Efficient Serialization for Fine-Grained Behavioral Data

In the ever-growing world of connectivity between devices, data transfer is critical. Network traffic is still a closely tracked commodity even with the growing availability of network connections that could only be dreamed of years ago. Therefore, making sure that everything going over the wire is handled efficiently is an important factor in any development project. This factor is even more crucial when dealing with high volumes of data like fine-grained behavioral data.

Baselining the Data

The first step to improving serialization is to determine a starting point. This is made simple by using the Moonsense Sample Payment App to capture the data. We have apps for Web, Android, and iOS. They make selecting which behavioral data to capture and setting a duration for the capture period very easy.

To get a feel for how much data is being captured, the chart below shows seven sensors being monitored and the number of data points they’re reporting each second. All in all, this amounted to about 358KB of data across one minute of recording with accelerometer data capturing in a low-frequency mode.

These data points correspond to the Moonsense sensor data model. To narrow down the scope and make it easier to focus on the data, we’ll start with a particularly chatty sensor, Pointer data. Pointer data is meant to capture mouse or touch data as a mouse or finger moves across the screen. This can result in many data points being captured within a given timeframe which the Moonsense SDK will then package into a “Bundle” for delivery. An example bundle for one second of pointer capture looks like this:

JSON
{
  "pointerData": [
    {
      "determinedAt": 6353,
      "type": 4,
      "buttons": 0,
      "delta": {
        "dx": -1
      },
      "orientation": 0,
      "position": {
        "dx": 374.24249267578125,
        "dy": 573.9091796875
      },
      "pressure": 0,
      "pressureRange": {
        "lowerBound": 0,
        "upperBound": 1
      },
      "radiusMajor": 1,
      "radiusMinor": 1,
      "size": 1,
      "viewportBoundaryStatus": 2
    },
    {
      "determinedAt": 6361.600000023842,
      "type": 4,
      "buttons": 0,
      "delta": {
        "dx": -1,
        "dy": 1
      },
      "orientation": 0,
      "position": {
        "dx": 373.8934631347656,
        "dy": 574.5199584960938
      },
      "pressure": 0,
      "pressureRange": {
        "lowerBound": 0,
        "upperBound": 1
      },
      "radiusMajor": 1,
      "radiusMinor": 1,
      "size": 1,
      "viewportBoundaryStatus": 2
    }
… 84 more data points
  ]
}

The resulting JSON when packaged and sent totals around 53KB. This isn’t horrible as far as modern bandwidth speeds are concerned but it’s important to keep in mind that this only accounts for a single sensor of the many the Moonsense SDK is capable of capturing. Sensors such as the accelerometer or gyroscope can also generate substantial amounts of data.

Steps To Improvement

The first step to improving this request could simply be to gzip the request. This requires some additional effort on the client-side to support gzip and may require extra effort on the backend to support it, but gzip is a common method of decreasing network traffic.

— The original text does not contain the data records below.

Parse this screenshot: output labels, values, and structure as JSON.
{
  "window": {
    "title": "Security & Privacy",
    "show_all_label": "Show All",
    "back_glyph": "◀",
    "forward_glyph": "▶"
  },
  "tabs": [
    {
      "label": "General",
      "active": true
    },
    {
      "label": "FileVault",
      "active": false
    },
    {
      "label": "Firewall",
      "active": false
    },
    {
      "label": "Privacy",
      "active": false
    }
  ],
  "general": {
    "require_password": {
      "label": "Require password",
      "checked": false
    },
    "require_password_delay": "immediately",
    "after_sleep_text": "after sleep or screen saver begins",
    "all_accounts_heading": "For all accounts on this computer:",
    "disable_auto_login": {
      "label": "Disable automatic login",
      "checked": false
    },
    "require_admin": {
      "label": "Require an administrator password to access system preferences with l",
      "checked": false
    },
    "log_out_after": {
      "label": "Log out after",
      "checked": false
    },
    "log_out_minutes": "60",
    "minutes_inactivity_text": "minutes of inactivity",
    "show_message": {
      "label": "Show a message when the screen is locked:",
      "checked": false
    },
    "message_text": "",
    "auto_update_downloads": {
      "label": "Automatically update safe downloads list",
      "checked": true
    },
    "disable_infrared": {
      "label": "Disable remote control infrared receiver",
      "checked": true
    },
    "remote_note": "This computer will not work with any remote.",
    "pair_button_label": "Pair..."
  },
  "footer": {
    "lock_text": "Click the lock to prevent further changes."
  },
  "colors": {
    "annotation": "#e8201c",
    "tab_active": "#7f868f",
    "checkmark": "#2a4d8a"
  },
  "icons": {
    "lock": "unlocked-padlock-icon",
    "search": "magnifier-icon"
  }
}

Taking the request from above at its 53KB benchmark then gzipping it manages to drop our request size down to about 3KB. A 94% improvement! Very impressive.

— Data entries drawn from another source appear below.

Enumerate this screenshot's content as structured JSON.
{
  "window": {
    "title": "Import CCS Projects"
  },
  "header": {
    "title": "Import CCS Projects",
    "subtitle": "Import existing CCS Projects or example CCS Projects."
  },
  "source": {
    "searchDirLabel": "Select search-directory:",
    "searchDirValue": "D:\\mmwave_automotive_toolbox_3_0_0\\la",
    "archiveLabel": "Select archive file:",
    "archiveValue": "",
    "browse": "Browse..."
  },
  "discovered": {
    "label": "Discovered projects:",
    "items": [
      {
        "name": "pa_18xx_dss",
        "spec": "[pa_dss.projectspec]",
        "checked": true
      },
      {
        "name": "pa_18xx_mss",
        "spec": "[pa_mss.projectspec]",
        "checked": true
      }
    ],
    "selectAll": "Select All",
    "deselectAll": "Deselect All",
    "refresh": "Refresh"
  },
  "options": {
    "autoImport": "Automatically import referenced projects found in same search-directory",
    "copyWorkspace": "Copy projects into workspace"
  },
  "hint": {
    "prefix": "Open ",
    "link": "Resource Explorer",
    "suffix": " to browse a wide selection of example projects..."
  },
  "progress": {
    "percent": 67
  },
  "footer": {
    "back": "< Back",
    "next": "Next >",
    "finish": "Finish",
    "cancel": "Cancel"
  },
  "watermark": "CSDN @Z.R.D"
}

But why stop there? Can it be made even better?

Enter Protocol Buffers

Protocol Buffers are a Google creation to simplify the serialization of data across multiple platforms and make the transfer of serialized data even smaller. Protocol Buffers work by creating a message structure in the .proto format then compiling it to the languages of your choice. This allows for a common message structure to be shared between your frontend written in Javascript and backend written in something like Go, Java, or C#. The compiled messages can then be used as standard classes within the language of your choice.

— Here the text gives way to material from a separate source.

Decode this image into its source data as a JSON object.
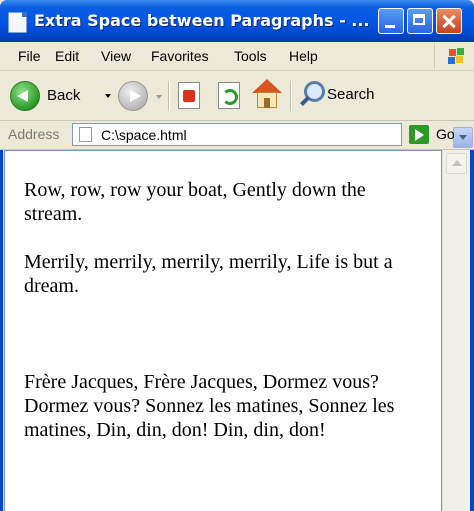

At Moonsense, we compile our protocol buffers into Javascript using protobufjs for use in our Web SDK, using Apple’s swift-protobuf for our iOS SDK, using Square’s wire-compiler for our Android SDK, and using the standard protoc compiler for our Python-SDK. We even use a generator for our SDK data model documentation to ensure it always stays up to date.

It requires some extra effort to define the messages but it also ensures continuity between all our platforms. By managing the structure this way it is easy to ensure that all our SDKs are serializing data the same way.

Now, how about the request size?

When sending the same request as above that was 53KB uncompressed and 3KB compressed using protocol buffers, the request measures in at 10KB uncompressed and 2KB compressed. That means an 81% improvement for uncompressed data and a 33% improvement for compressed data.

In Summation

Overall, protocol buffers can offer very significant savings in terms of network traffic, thereby, improving round trip time on network requests and leading to cost savings on ingress and egress traffic. They also bake in a standard way of handling serialization and ensure a common format for objects across the organization which can greatly improve the time it takes to handle data between portions of your infrastructure written in different languages.

Adding in protocol buffers does come with some overhead for your project in terms of application size. Application size is especially important when dealing with web or SDKs, so you will want to make sure you are monitoring how big your application is. We go into more detail on how Moonsense does that in our article Keeping SDK Size in Check.